Anne Horton (née Anne Luttrell) was born on 24 January 1743 as the daughter of Simon Luttrell, later first Earl of Carhampton, and his wife, Judith Maria Lawes.
Anne’s first husband was another commoner, Christopher Horton, on 4 August 1765 but he died just four years later. 1 Horace Walpole described her as, “a coquette beyond measure, artful as Cleopatra, and completely mistress of all her passions and projects.”2
She attracted the attention of Prince Henry, Duke of Cumberland and Strathearn, the sixth child of Frederick, Prince of Wales and Augusta of Saxe-Gotha, and a younger brother of King George III. He had quite the colourful past and was allegedly married to Olive Wilmot in a secret ceremony in 1767 and in 1769, he was sued to by the Richard Grosvenor, 1st Earl Grosvenor after being caught in an affair with his wife.
Prince Henry and Anne married on 2 October 1771. At the age of 26, he did not require the permission of his brother the King, and there was no law forbidding him to marry a commoner. He probably realised his brother would never give his permission and so presented him with a fait accompli.3 In a letter to his mother, George III confided, “The more I reflect on his conduct, the more I see it as his inevitable ruin and as a disgrace to the whole family.”4 He also expressed his feelings in a letter to another one of his brother, Prince William, Duke of Gloucester, who unbeknownst to him, had also contracted a clandestine marriage to Maria Walpole, the Dowager Countess of Waldegrave in 1766.

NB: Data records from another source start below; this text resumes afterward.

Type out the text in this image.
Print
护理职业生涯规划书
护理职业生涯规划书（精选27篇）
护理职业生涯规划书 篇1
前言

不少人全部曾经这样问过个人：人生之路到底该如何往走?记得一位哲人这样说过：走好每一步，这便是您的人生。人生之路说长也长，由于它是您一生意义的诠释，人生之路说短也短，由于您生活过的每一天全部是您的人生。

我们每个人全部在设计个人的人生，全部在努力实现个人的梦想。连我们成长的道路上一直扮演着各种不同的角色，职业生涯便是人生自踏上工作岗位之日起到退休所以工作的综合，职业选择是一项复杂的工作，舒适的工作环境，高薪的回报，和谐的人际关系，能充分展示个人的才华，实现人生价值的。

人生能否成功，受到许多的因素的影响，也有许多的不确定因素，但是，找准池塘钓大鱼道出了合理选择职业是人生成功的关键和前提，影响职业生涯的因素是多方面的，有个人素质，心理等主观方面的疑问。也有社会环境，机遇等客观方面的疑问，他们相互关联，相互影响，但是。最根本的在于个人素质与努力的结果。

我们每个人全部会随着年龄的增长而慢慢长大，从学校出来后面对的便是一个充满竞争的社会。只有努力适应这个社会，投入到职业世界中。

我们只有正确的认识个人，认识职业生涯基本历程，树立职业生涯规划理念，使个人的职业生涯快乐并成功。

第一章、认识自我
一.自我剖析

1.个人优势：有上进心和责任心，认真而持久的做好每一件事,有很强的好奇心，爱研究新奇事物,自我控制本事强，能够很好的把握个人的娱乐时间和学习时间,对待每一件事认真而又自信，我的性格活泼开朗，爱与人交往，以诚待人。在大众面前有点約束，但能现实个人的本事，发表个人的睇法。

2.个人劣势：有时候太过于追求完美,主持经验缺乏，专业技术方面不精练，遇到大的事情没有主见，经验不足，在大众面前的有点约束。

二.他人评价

King George III refused to permit Anne to use the title of Duchess of Cumberland, though nearly everyone addressed her as such. He refused to see Anne and or his brother and courtiers who visited Cumberland House were no longer welcome at St. James’s Palace. George III had the Royal Marriages Act 1772 passed to prevent any of George II’s descendants to marry without the consent of the sovereign. Five months after the passing of this act, he finally found out about William’s marriage to Maria, but as it had already taken place, it was considered to be legal. William and Maria went on to have three children, of which two survived to adulthood, while Henry and Anne’s marriage remained childless. The act has just recently been restricted to only apply to the first six persons in line for the succession.
In 1780, both brothers were reconciled to the King, although not fully. The Cumberlands still spent much time living in Europe, to stave off creditors. On 18 September 1790, the Duke of Cumberland dropped dead in Pall Mall, just outside Cumberland House. An autopsy confirmed that his right lung “was universally diseased.” Anne was granted an annuity of £4,000, which she did not think was enough. She began to sell off her husband’s collection of manuscripts and instruments. She continued to be haunted by creditors and moved to Europe once more. She died in the small town of Gorizia near Trieste on 28 December 1808.5
She had just outlived Maria Walpole, who died on 22 August 1807.